Let discord beat about my ears,
I know too well what time may bring,
Nor can it touch the truest tears,
Such is the secret of their spring.

Source:  The Collected Poems of Vernon Watkins

772. "the patience of the universe," by Lucille Clifton

the patience
of the universe
is not without
an end

so might it
slowly
turn its back

so might it
slowly
walk away

leaving you alone
in the world you leave
your children

Source: The Collected Poems of Lucille Clifton 1965-2010

773. Verses from 1936, by Karel Capek

When this century collapses, dead at last,
and its sleep within the dark tomb has begun,
come, look down upon us, world, file past
and be ashamed of what our age has done.

Inscribe our stone, that everyone may see
what this dead era valued most and best:
science, progress, work, technology
and death—but death we prized above the rest.

We set new records, measuring men and deeds
in terms of greatness; thus we tempted fate.
In keeping with the greatness of our needs,
our heroes and our gangsters, too, were great.

The 20th century, buried; nonetheless,
world, see what eras yet to come will gain:
Great new records, great inventions. Wretchedness.
Dictators. War. A ruined town in Spain.

(translator unknown; the poem is quoted in a biography, and its actual title is also unknown)

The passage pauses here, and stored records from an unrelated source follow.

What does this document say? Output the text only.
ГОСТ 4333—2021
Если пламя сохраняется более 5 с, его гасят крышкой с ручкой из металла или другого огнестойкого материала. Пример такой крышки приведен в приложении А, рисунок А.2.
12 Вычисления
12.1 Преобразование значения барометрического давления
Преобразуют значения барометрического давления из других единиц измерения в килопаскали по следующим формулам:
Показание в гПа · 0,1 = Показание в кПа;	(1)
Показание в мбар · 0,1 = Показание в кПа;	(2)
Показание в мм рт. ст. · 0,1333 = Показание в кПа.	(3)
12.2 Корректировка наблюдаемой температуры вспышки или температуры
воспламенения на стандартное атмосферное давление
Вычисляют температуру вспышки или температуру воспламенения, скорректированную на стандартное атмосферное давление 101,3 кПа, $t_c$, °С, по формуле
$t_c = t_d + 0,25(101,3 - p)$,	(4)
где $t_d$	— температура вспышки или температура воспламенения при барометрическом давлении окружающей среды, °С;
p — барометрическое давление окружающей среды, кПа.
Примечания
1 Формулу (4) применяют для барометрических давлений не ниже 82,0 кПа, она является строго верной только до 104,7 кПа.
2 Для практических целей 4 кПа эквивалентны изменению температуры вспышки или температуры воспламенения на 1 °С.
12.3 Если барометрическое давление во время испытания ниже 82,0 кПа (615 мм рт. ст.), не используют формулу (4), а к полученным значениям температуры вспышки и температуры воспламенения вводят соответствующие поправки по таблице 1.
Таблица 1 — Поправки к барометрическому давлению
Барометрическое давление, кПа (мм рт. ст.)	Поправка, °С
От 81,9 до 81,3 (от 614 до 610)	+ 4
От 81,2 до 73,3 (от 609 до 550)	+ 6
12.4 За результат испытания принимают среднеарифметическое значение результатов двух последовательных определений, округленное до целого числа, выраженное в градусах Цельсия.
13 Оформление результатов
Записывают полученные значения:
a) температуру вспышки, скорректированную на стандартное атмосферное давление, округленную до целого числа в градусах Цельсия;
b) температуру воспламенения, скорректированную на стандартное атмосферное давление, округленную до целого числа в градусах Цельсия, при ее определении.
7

Source: Karel Capek: Life and Work

774. More than Sixty, by Jack Gilbert

Out of money, so I'm sitting in the shade
of my farmhouse cleaning the lentils
I found in the back of the cupboard.
Listening to the cicada in the fig tree
mix with the cooing doves on the roof.
I look up when I hear a goat hurt far down
the valley and discover the sea
exactly the same blue I used to paint it
with my watercolors as a child.
So what, I think happily. So what!

Source: Collected Poems

775. The Condor, by Loren Eiseley

The great bird moves its feathers on the air
like fingers playing on an instrument,
the instrument of wind; it climbs and scarcely moves
                                while steady thermals push
                                its giant wings still higher till it soars
beyond my sight completely, though it peers
               through strange red eyes
               upon my face below.
Its kind is dying from the earth; its wings
               create a foolish envy among men.
Its shadow knew the mammoth and he passed,
               floated above the sabertooth, now gone,
               saw the first spearmen on the bison's track,
               banked sharply, went its way alone.
Its eyes are larger than its searching brain;
               the creature sees like a satellite,
               but exists within
               an ice-world now dead. This bird cannot
               understand rifles, multiply its eggs,
               one hidden on a cliff face all it has.
Its shadow is now passing from the earth
               just as the mammoth's shadow at high noon.
Something has gone with each of them, the sky
               is out of balance with the tipping poles.
               No huge, tusked beast is marching with the ice,
no aerial shadow tracks the passing years.
               Only below the haze grows deeper still,
               only the buildings edge up through the murk.
Planes fly, and sometimes crash, but no black wing will write
               the end of man, as man's end should be written
               by all the condor wings beneath high heaven.